Immunogenicity of the 10-valent pneumococcal non-typeable Haemophilus influenzae protein D conjugate vaccine (PHiD-CV) when coadministered with different Neisseria meningitidis serogroup C conjugate vaccines.

Background: Immunogenicity of the candidate 10-valent pneumococcal non-typeable Haemophilus influenzae protein D-conjugate vaccine (PHiD-CV) was assessed when coadministered with other routine pediatric vaccines including different Neisseria meningitidis serogroup C conjugate vaccines. Methods: One thousand five hundred forty-eight healthy infants received, according to a balanced (1:1:1:1) randomization, either PHiD-CV coadministered with (1) DTPa-HBV-IPV/Hib (Infanrix hexa™) and MenC-CRM (Meningitec™), (2) DTPa-HBV-IPV/Hib and MenC-TT (NeisVac-C™), or (3) DTPa-HBV-IPV (Infanrix penta™/Pediarix™) and Hib-MenC-TT (Menitorix™); or 7vCRM (Prevenar™/Prevnar™) coadministered with DTPa-HBV-IPV and Hib-MenC-TT at 2-4-6 months of age with a booster dose at 11–18 months. Serotype-specific pneumococcal responses were measured by 22F-inhibition ELISA and opsonophagocytic (OPA) assay.
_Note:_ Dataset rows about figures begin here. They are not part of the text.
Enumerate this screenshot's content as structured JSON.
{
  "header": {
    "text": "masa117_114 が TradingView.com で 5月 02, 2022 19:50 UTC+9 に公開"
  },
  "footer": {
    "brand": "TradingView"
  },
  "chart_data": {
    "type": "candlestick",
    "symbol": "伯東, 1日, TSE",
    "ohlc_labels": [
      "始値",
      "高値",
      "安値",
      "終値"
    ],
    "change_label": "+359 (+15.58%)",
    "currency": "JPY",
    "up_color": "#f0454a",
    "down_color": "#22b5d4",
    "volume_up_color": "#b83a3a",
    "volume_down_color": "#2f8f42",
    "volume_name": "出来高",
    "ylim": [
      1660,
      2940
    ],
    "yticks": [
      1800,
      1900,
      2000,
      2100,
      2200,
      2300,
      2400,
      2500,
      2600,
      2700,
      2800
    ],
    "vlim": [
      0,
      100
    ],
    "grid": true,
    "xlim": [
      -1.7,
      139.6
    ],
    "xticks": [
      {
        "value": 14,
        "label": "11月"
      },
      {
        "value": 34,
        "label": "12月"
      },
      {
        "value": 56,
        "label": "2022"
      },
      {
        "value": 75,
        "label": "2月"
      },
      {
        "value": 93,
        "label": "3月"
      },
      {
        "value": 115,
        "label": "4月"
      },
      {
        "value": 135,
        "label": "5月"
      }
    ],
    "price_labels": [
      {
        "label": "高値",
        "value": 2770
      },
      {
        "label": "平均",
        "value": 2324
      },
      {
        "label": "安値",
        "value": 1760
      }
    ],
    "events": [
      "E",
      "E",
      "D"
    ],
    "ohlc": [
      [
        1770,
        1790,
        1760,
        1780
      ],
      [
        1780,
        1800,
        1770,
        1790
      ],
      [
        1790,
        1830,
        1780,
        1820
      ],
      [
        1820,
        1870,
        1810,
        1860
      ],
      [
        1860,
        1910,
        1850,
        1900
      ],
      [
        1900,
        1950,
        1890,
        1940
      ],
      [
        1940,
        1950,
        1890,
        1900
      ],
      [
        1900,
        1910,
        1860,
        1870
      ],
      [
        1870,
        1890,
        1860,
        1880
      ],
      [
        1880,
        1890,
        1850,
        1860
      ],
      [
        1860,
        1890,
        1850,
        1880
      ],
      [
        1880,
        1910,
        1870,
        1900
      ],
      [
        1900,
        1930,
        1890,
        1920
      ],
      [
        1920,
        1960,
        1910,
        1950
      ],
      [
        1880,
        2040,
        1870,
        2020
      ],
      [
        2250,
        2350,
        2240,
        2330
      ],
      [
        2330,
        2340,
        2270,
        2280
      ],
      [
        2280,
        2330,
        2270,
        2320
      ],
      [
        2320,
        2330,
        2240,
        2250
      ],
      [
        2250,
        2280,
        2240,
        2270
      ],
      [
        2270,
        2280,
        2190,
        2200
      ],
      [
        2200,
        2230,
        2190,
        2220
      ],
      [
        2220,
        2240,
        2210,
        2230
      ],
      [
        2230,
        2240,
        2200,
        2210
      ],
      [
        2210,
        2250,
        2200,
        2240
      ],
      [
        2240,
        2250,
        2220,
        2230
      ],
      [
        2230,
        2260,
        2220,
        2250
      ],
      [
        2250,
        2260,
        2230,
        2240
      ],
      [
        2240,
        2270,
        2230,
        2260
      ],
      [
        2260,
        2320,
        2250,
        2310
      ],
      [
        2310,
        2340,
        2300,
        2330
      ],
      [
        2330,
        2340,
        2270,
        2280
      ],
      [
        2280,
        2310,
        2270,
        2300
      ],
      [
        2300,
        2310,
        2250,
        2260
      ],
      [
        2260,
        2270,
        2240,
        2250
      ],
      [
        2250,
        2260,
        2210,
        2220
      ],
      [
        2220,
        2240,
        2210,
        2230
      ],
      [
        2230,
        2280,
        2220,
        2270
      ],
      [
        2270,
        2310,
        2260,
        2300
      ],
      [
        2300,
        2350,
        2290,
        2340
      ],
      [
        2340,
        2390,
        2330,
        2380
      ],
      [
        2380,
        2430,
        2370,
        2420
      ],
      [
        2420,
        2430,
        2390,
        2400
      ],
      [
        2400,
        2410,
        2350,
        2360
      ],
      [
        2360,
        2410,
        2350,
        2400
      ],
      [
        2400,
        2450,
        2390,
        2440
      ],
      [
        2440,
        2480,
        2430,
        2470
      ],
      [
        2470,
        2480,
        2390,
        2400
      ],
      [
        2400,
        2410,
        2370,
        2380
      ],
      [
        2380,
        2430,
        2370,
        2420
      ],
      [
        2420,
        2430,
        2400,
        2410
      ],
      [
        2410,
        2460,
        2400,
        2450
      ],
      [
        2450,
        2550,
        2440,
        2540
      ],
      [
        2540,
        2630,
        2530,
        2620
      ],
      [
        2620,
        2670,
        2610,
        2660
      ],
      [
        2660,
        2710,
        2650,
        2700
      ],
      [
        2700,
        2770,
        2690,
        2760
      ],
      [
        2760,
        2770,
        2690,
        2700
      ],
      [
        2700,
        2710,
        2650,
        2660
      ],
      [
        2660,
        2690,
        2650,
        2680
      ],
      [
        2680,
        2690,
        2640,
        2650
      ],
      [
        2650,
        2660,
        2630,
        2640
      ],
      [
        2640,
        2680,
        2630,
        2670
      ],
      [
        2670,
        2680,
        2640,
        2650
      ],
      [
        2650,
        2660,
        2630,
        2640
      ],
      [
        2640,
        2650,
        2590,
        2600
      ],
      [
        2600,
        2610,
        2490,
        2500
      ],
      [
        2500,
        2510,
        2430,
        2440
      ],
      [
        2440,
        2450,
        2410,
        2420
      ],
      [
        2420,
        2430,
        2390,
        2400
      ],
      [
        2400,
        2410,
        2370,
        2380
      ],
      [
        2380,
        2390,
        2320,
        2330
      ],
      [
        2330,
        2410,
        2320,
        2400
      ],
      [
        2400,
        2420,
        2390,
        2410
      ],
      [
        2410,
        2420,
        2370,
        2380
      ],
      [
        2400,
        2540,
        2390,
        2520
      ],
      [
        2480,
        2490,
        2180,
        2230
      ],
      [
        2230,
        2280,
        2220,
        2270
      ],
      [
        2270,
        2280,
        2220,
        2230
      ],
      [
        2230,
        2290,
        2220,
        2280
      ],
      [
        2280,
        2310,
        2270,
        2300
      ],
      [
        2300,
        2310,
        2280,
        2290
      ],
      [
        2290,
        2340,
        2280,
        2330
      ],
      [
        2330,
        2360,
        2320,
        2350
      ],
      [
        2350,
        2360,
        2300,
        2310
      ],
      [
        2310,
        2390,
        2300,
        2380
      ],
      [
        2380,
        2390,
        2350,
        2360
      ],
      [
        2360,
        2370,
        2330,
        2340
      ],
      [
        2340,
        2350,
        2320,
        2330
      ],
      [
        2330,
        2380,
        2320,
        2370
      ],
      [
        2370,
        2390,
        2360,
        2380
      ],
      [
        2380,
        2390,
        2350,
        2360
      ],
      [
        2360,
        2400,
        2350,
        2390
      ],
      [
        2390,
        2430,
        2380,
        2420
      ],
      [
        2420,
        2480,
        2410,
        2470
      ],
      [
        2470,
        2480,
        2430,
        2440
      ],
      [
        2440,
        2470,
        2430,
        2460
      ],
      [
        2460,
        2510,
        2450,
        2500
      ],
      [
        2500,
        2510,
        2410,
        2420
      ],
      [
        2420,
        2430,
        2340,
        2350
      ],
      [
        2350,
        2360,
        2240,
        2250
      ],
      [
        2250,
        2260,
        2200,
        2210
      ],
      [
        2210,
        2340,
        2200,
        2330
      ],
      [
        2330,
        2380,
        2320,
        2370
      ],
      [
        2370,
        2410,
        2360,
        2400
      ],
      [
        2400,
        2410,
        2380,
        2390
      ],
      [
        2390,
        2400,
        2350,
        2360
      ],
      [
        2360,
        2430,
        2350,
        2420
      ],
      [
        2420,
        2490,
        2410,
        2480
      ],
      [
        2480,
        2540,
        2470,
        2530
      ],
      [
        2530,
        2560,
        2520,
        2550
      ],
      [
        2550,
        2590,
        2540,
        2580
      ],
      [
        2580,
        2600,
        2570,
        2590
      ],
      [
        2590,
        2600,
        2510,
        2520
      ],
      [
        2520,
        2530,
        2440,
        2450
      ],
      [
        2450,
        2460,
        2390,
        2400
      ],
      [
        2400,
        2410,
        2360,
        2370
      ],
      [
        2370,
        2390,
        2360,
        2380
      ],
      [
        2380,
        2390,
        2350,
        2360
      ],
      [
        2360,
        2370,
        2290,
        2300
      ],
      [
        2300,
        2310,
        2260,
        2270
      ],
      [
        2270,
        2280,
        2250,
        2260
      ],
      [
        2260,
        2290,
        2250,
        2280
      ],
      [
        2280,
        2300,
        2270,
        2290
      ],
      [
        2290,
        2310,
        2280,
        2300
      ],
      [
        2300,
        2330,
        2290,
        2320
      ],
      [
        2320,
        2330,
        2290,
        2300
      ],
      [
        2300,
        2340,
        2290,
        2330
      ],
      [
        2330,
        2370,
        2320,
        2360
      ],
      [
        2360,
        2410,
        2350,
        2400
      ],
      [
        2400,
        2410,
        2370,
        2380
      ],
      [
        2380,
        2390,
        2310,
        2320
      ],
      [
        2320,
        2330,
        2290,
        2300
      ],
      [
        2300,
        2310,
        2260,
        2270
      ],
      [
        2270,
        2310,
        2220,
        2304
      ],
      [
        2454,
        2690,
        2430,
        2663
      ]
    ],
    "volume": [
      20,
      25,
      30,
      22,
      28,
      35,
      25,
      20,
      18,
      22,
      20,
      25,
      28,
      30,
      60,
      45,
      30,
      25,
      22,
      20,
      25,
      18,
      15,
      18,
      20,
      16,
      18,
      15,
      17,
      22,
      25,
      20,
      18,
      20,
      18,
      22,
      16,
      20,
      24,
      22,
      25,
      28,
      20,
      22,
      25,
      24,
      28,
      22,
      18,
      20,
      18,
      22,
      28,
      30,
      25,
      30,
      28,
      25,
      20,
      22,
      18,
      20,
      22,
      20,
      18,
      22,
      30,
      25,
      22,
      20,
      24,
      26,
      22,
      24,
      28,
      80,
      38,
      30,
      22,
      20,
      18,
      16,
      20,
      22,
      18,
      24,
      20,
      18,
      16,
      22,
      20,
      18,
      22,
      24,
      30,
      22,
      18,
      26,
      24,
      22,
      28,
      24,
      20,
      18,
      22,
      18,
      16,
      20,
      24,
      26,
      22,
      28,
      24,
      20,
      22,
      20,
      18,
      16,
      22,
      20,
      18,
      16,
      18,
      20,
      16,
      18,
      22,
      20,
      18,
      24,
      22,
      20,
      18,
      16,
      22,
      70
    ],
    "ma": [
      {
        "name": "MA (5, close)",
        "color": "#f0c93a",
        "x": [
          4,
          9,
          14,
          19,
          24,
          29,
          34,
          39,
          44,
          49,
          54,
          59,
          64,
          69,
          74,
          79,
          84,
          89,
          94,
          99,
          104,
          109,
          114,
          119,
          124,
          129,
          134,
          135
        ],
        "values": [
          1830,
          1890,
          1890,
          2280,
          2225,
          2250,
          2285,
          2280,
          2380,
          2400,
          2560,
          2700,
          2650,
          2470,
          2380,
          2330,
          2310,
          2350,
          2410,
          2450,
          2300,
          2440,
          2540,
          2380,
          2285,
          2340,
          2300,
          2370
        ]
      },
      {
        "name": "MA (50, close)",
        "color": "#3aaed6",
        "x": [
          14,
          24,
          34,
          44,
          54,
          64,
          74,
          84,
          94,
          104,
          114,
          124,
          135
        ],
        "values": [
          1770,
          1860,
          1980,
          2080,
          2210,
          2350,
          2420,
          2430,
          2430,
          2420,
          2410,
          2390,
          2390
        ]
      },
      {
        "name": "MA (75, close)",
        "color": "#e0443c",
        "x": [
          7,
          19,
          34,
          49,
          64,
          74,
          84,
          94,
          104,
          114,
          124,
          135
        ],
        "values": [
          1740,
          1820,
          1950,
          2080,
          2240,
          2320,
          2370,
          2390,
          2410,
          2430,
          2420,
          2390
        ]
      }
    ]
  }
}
Results: In all 3 coadministration groups, PHiD-CV was immunogenic for each of the 10 pneumococcal vaccine serotypes as assessed by post-primary and post-booster antibody ELISA and OPA responses. When coadministered with DTPa-HBV-IPV, Hib, and MenC antigens, PHiD-CV responses after the third primary dose were within the same range as 7vCRM responses in terms of the percentage of subjects achieving an ELISA antibody concentration ≥0.2 &mgr;g/mL for all common vaccine serotypes (over 92% of subjects) except for serotype 6B (at least 87% of subjects). ELISA and OPA immune responses were also evident after the second primary doses of PHiD-CV or 7vCRM vaccine, although antibody levels were below that achieved after 3 primary doses, particularly for serotypes 6B and 23F. The kinetics of the immune responses from after the second dose to after the booster dose were similar for most of the serotypes in both PHiD-CV and 7vCRM groups. Conclusions: PHiD-CV was immunogenic when coadministered with other routine pediatric vaccines including MenC conjugate vaccines.